Tenants' rights of first refusal: what is a "building"?
29 January 2025

When landlords of large residential estates plan to dispose of their interests, they must consider whether their tenants benefit from rights of first refusal pursuant to Part 1 of the Landlord and Tenant Act 1987. If they do, the landlord must follow a prescriptive statutory notice procedure or risk the potentially severe consequences of a failure to comply, which include criminal liability. Yet complying with the notice procedure for disposals of large estates is notoriously tricky, not least because the Act requires the landlord to serve separate notices in relation to each building on the estate.
At first blush that may sound like an administrative frustration, however, it poses a more fundamental problem. The Act does not include a definition of "building" and when large estates have shared access and amenities, it can be difficult to ascertain whether an estate which a layperson considers to be made up of multiple buildings is actually one building, for the purposes of the Act. In this article we examine key points landlords and tenants should take away from the recent judgment of HHJ Hodge KC in SGL 1 Ltd v FSV Freeholders Ltd & Others [2025] EWHC 3 (Ch) which considers this precise question: what is a building?

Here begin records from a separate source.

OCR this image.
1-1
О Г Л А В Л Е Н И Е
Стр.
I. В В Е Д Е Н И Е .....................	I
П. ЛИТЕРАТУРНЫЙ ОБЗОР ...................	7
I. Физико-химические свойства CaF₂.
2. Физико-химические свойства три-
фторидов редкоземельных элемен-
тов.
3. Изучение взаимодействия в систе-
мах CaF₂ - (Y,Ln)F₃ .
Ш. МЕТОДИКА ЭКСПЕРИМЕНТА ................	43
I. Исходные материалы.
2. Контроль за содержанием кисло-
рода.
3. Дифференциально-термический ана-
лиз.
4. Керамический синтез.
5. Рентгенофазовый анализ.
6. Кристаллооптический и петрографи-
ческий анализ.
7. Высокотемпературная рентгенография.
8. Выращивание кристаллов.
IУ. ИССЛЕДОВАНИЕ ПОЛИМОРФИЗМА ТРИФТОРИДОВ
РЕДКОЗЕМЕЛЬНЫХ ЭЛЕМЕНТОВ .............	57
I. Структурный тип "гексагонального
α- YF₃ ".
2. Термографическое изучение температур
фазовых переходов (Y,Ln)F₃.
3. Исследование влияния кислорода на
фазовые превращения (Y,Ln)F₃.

The case concerned Fox Street Village, a residential development in Everton made up of five blocks (Blocks A – E). The landlord's administrators had served two sets of notices pursuant to section 5 of the Act: the first set of notices in respect of Block A and the second set in respect of Blocks B, C and E (Block D was not subject to any rights of first refusal). The Blocks were eventually sold to the purchaser in November 2020.
Following complaints raised by the tenants, the purchaser applied for a court declaration that the notices complied with section 5 of the Act and that the sale of the Blocks was lawful. After a number of hearings and the Supreme Court's refusal of permission to appeal, the sole issue that remained for the court to decide in this case was whether Blocks A – E form one, two or more buildings for the purposes of the Act (and consequently whether the notices served by the former landlord's administrators were valid).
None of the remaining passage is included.